The Weekly View (4/11/16 – 4/15/16)

What’s On Our Minds:

Over the weekend, some of the world’s largest oil producers met at the center of the Middle East in Doha, Qatar to discuss a potential production “freeze” from each participant. Going into the weekend, signs of the freeze deal collapsing began as the oil representative from Iran decided not to attend. Late Sunday afternoon, it was announced that the freeze deal had in fact collapsed as the Saudi Arabian oil ministers got up from the table apparently stating that they would not freeze unless their political rival Iran agreed to take the same actions.

The oil price crash began in mid-2014 when Saudi Arabia refused to cut production as oil prices declined. This coincided with US Shale Oil production rising to a record 9.6 million barrels of production per day. Many speculated that the oil kingdom’s refusal to cut was to regain market share and put the growing US shale companies out of business. Others speculated that the Saudis took action to prevent rival Iran from funding their own operations and nuclear ambitions. Like Saudi Arabia, much of Iran’s income is derived from oil sales.
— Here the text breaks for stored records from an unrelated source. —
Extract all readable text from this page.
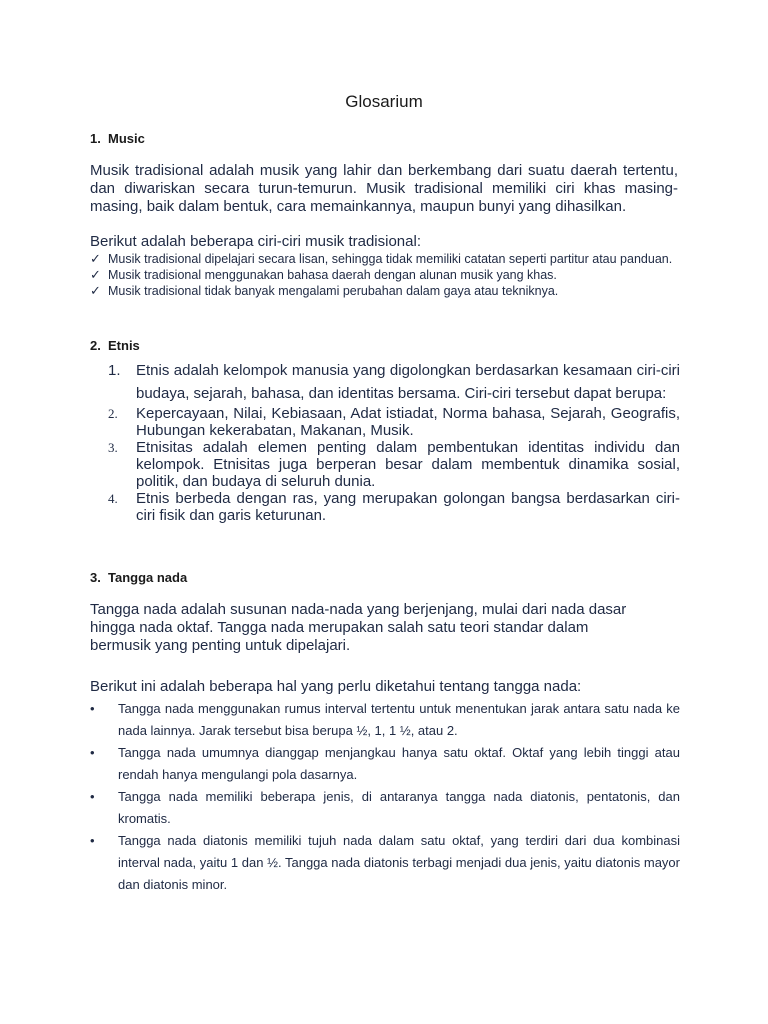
Glosarium
1. Music
Musik tradisional adalah musik yang lahir dan berkembang dari suatu daerah tertentu, dan diwariskan secara turun-temurun. Musik tradisional memiliki ciri khas masing-masing, baik dalam bentuk, cara memainkannya, maupun bunyi yang dihasilkan.
Berikut adalah beberapa ciri-ciri musik tradisional:
✓ Musik tradisional dipelajari secara lisan, sehingga tidak memiliki catatan seperti partitur atau panduan.
✓ Musik tradisional menggunakan bahasa daerah dengan alunan musik yang khas.
✓ Musik tradisional tidak banyak mengalami perubahan dalam gaya atau tekniknya.
2. Etnis
1. Etnis adalah kelompok manusia yang digolongkan berdasarkan kesamaan ciri-ciri budaya, sejarah, bahasa, dan identitas bersama. Ciri-ciri tersebut dapat berupa:
2. Kepercayaan, Nilai, Kebiasaan, Adat istiadat, Norma bahasa, Sejarah, Geografis, Hubungan kekerabatan, Makanan, Musik.
3. Etnisitas adalah elemen penting dalam pembentukan identitas individu dan kelompok. Etnisitas juga berperan besar dalam membentuk dinamika sosial, politik, dan budaya di seluruh dunia.
4. Etnis berbeda dengan ras, yang merupakan golongan bangsa berdasarkan ciri-ciri fisik dan garis keturunan.
3. Tangga nada
Tangga nada adalah susunan nada-nada yang berjenjang, mulai dari nada dasar hingga nada oktaf. Tangga nada merupakan salah satu teori standar dalam bermusik yang penting untuk dipelajari.
Berikut ini adalah beberapa hal yang perlu diketahui tentang tangga nada:
• Tangga nada menggunakan rumus interval tertentu untuk menentukan jarak antara satu nada ke nada lainnya. Jarak tersebut bisa berupa ½, 1, 1 ½, atau 2.
• Tangga nada umumnya dianggap menjangkau hanya satu oktaf. Oktaf yang lebih tinggi atau rendah hanya mengulangi pola dasarnya.
• Tangga nada memiliki beberapa jenis, di antaranya tangga nada diatonis, pentatonis, dan kromatis.
• Tangga nada diatonis memiliki tujuh nada dalam satu oktaf, yang terdiri dari dua kombinasi interval nada, yaitu 1 dan ½. Tangga nada diatonis terbagi menjadi dua jenis, yaitu diatonis mayor dan diatonis minor.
Now, the ladder theory appears to be evident. Since the lifting of federal and international sanctions last year, Iran has ramped oil production by 600,000 barrels per day and continues to develop for further production. A future production freeze or even cut among large producers is still not entirely out of the question. However, without Iran’s cooperation, expect the soap opera to continue…

 

 

Last Week’s Highlights:

Last week, the S&P 500 rose 1.62% while the Dow rose 1.82%. Financial stocks helped drive the major averages higher as the big banks reported better than expected earnings. JPMorgan Chase, the largest US Bank in terms of assets, has stated that even if the Federal Reserve does not increase interest rate, they can still expect to grow their net interest income by $2 billion – an impressive feat for any financial institution in a low interest rate environment.

Investors also received some good news out of China. The world’s second largest economy reportedly grew 6.7% in the first quarter. This was slightly down from the 6.8% increase in the fourth quarter, but still a welcoming relief to investors as growth in China has recently been a concern.

weekly view 4-18

 

 

Looking Ahead:

Looking forward to this week, more first quarter earnings reports will be on the docket. After the bell on Monday, technology companies Netflix and IBM will report. Subsequently to being a “high flyer” in 2015, Netflix is down 4.3% this year – under performing the market by 6.5%. On Tuesday morning, investors will hear about earnings and future plans from internet company Yahoo!. The company is shopping it’s core search business to potential bidders as a breakup of the company appears to be imminent. The week will finish off with results from industrial bellwethers Caterpillar and General Electric.  As Jim Hardesty would say, “Pushing dirt is good business.” Let’s hope we hear the same from Caterpillar.